Wandering Sword Review

Wandering Sword is a fantastic shell of a game. The world is absolutely beautiful, the premise of being a growing swordmaster with a friend to rescue is immediately gripping, and the gameplay, on the surface, seems deep and complex.

Then you actually play the game.

Wandering Sword is plagued by perhaps too many ideas. An RPG stat progression system is perfectly lovely, until you introduce stats with vague use. What exactly does my ever-growing Sword Mastery stat do for me? Raising it never seems to affect my ability (or inability, as I’ll touch on later) to mow down enemies. So why should I be concerned with it?

The main progression system of striking chakras(?) (I forget what they’re called) seems simple enough, until you realize that you don’t know what exactly would be most beneficial for you. Stats like Strength and Constitution being raised in increments of two or more are fairly self-explanatory, but what does it mean to raise my Evasion by 0.3 or my Internal Power by 2? Nothing I found in the game could properly explain this to me.

In fairness, this might be because the game has an absolutely lackluster translation. Grammatical errors abound, and whatever character might have existed in the original dialogue has been stripped away such that each character comes across more or less the same. Tutorials for various mechanics that pop up from time to time can be difficult to parse, as well.

Not helping matters is Wandering Sword’s miserable UI. There are 6-8 massive clickable buttons that eat up the upper right hand corner of your screen, each of which opens up the map, one of several completely different menus, and an archive of all recent dialogue. Trying to find the right menu in the early hours is an exercise in clicking these unlabeled buttons and exiting out of the first couple because they weren’t what you were looking for. On the left hand side of the screen, real estate is bought up by quest descriptions, both for your current main quest and whichever side quest it has arbitrarily decided to focus on (usually the most recent one you started or updated, but if you go in the sidequest menu and click around, it can get set to almost anything).

That terrible UI carries over into the combat as well. Hovering over the skills at the bottom of the screen shows a massive box giving you the details for that skill, but this can obscure the other skills that show up above (for example, if you have two Mighty skills, a box for the second appears when you hover over the first) such that you fail to notice you have additional skills at all. Much of that information in the box is unnecessary, as well, making this problem stick out far more than it might otherwise.

Combat itself is where this game shines the most, and is most let down by pacing issues and poor story decisions. Wandering Sword is a grid-based tactics game where you move your party around to position them to better defeat as many enemies as possible as quickly as possible. Simple, fun, but with depth. Weapons all act differently, so if you’re a sword wielder, for instance, you’ll be attacking columns of enemies in front of you, whereas with a saber, you’ll attack rows instead. By forming your party with characters who use different types of weapons, you’ll be able to handily take out your foes.

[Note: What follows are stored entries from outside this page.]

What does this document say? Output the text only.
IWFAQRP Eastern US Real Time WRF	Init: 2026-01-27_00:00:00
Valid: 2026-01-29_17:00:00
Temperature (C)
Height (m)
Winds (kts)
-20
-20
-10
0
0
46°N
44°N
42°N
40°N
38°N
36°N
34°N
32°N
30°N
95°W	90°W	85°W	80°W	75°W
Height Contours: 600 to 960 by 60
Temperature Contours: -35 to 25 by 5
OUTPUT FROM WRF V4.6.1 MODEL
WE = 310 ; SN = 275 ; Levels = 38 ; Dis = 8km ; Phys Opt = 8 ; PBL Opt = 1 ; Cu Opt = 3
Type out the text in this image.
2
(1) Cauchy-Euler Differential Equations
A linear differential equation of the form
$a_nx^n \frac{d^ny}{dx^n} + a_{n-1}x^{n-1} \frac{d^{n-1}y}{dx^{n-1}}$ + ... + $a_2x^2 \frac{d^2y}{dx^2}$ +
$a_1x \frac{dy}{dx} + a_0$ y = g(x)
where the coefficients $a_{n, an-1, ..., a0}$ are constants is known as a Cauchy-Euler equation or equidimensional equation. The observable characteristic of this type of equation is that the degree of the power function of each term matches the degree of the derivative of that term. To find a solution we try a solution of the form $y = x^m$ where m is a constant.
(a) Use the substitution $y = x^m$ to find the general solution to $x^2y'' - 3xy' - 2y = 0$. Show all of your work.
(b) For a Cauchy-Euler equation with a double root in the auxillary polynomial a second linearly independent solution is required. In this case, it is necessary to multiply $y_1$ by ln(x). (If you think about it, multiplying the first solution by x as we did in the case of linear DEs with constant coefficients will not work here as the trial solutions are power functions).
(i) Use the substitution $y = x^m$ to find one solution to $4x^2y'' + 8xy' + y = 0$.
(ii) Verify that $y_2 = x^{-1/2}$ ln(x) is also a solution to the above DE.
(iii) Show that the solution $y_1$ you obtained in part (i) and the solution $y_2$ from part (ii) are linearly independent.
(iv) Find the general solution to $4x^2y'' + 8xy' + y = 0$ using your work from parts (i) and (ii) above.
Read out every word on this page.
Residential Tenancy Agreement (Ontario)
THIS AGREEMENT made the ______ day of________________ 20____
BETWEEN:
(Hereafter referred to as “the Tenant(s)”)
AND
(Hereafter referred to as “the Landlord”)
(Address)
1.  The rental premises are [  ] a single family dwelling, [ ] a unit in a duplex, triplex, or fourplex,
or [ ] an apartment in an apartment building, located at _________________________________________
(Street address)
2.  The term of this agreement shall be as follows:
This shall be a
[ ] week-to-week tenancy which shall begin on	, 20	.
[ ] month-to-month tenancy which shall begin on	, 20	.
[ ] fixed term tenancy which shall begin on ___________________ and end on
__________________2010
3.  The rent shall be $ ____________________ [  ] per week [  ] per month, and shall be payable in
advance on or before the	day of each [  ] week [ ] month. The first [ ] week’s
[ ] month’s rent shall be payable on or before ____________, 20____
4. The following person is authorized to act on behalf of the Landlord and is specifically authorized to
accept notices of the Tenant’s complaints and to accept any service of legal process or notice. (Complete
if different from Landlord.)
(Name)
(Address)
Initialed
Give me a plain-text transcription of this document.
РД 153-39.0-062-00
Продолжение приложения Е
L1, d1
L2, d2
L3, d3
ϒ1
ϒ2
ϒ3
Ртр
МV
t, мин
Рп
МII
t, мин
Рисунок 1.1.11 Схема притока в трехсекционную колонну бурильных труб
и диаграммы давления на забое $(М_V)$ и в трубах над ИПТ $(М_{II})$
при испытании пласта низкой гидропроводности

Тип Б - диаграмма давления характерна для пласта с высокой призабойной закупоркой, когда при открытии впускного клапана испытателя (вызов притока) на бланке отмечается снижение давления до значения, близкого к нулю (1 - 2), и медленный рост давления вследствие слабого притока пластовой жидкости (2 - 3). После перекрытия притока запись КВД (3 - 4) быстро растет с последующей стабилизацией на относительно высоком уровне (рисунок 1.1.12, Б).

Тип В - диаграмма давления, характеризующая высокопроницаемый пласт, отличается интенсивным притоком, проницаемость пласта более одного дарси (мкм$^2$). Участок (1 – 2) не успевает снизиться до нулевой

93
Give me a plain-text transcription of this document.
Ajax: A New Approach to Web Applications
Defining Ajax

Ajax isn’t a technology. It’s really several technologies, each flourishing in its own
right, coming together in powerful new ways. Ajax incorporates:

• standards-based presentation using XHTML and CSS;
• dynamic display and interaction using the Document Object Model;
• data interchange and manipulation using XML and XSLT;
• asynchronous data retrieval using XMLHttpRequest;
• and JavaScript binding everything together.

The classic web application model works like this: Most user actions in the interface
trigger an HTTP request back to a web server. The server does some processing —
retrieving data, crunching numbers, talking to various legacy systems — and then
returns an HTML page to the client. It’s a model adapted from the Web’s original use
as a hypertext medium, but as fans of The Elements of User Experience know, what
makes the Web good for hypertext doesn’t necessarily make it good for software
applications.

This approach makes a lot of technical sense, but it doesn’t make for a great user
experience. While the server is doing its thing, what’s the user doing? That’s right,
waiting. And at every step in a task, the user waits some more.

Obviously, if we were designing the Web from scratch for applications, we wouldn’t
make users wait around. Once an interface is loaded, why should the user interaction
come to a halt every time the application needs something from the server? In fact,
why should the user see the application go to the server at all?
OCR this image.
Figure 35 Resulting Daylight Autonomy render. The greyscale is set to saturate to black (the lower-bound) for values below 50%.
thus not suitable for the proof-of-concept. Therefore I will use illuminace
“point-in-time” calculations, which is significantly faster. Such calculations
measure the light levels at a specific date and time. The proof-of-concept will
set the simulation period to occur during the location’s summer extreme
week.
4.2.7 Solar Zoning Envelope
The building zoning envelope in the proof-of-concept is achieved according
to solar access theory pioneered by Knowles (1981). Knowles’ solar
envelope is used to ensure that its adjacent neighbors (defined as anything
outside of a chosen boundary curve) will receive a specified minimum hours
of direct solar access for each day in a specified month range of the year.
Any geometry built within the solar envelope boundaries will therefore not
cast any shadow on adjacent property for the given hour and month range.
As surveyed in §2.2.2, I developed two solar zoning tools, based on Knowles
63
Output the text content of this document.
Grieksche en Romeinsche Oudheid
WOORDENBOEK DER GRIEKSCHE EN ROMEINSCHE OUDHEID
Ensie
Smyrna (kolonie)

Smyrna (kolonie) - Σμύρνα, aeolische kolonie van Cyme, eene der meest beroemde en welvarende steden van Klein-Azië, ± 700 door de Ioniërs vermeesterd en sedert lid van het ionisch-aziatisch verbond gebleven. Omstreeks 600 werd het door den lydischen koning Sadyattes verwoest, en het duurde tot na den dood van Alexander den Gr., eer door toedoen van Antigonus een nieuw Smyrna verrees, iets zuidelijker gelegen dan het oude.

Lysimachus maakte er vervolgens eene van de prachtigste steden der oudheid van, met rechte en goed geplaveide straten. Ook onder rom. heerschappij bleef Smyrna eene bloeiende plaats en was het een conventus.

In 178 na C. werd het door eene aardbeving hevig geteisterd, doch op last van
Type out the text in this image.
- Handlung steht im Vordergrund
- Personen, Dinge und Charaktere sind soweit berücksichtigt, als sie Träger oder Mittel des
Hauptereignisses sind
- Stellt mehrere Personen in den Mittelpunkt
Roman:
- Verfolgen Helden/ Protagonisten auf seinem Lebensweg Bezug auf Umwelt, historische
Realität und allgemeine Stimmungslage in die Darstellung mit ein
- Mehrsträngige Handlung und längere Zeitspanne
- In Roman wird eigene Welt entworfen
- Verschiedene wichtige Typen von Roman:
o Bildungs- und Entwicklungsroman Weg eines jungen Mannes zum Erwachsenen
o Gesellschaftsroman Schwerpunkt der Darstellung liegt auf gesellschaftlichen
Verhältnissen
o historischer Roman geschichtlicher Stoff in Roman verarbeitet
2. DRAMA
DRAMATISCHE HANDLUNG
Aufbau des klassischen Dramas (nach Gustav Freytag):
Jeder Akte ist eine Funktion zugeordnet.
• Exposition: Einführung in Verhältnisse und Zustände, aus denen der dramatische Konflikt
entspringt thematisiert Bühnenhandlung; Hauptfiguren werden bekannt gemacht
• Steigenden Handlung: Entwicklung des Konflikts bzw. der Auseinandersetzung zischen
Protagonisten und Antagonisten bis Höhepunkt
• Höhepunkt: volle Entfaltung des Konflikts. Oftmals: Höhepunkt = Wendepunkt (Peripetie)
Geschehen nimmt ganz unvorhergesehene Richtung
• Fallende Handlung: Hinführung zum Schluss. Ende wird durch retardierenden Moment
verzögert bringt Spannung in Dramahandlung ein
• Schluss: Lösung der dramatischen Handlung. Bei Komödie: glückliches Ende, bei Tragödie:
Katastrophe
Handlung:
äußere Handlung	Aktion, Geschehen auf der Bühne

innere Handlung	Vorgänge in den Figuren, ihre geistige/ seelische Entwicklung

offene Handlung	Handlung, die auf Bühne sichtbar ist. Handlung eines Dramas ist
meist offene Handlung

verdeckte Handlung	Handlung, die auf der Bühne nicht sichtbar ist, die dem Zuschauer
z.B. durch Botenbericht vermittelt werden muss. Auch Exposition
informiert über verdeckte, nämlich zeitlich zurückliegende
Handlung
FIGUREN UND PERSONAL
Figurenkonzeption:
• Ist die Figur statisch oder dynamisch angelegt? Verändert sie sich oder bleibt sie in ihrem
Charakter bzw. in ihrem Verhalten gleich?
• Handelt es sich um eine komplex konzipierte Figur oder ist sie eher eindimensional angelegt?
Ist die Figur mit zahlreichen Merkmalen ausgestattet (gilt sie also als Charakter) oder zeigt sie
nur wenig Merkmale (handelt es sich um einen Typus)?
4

At least, that seems to be the idea, and I’ve no doubt you get there eventually. Unfortunately, in my time in the game, I had access to only one permanent party member who was incredibly lackluster. Others would come and go, but they were clearly guests, not new additions to my team. More frustrating is how these guests are used. Essentially, the early game pits you against two kinds of bosses; one you cannot defeat, and therefore must lose against to progress the story, or one you cannot defeat, and must use the significantly stronger guest character to handle. I’m of the opinion unwinnable battles should be rare in video games, preferably reserved for the main villain of your game or a significant rival, but Yowen just demonstrably sucks for the majority of the opening hours of his game.

Other more minor issues plague the game as well. You’ll be sifting through an endless stream of loot, resources, and materials as you play the game, comparing the stats on helms to see if something you just picked up will add 5 more HP to your pool. Not that it matters anyway, as you’re quickly expected to manage HP and MP numbers reaching into the thousands. There’s an entire crafting system that I was barely introduced to in my time playing, but still seemed superfluous, as I was only finding recipe books for equipment types I had already outgrown. The major differences between sword skills are usually the debuff or buff it applies to either the enemy or you, but there is nothing on any of the characters to indicate if they are suffering a debuff or what it could be if they are.

Wandering Sword is a game with a lot of potential, that much is clear. The core concept of being a traveling martial artist, finding manuals and learning skills from the people you met is one I was interested in at once, and the world map which you use to travel to all the different locales is quite possibly one of my favorite overworlds in any video game. It’s a shame that I don’t feel I can recommend this game, because there is a lot of good here, buried just underneath the layers of confusing and hostile design and poor translation. If you find yourself loving this game, I don’t fault you. I just couldn’t love it myself.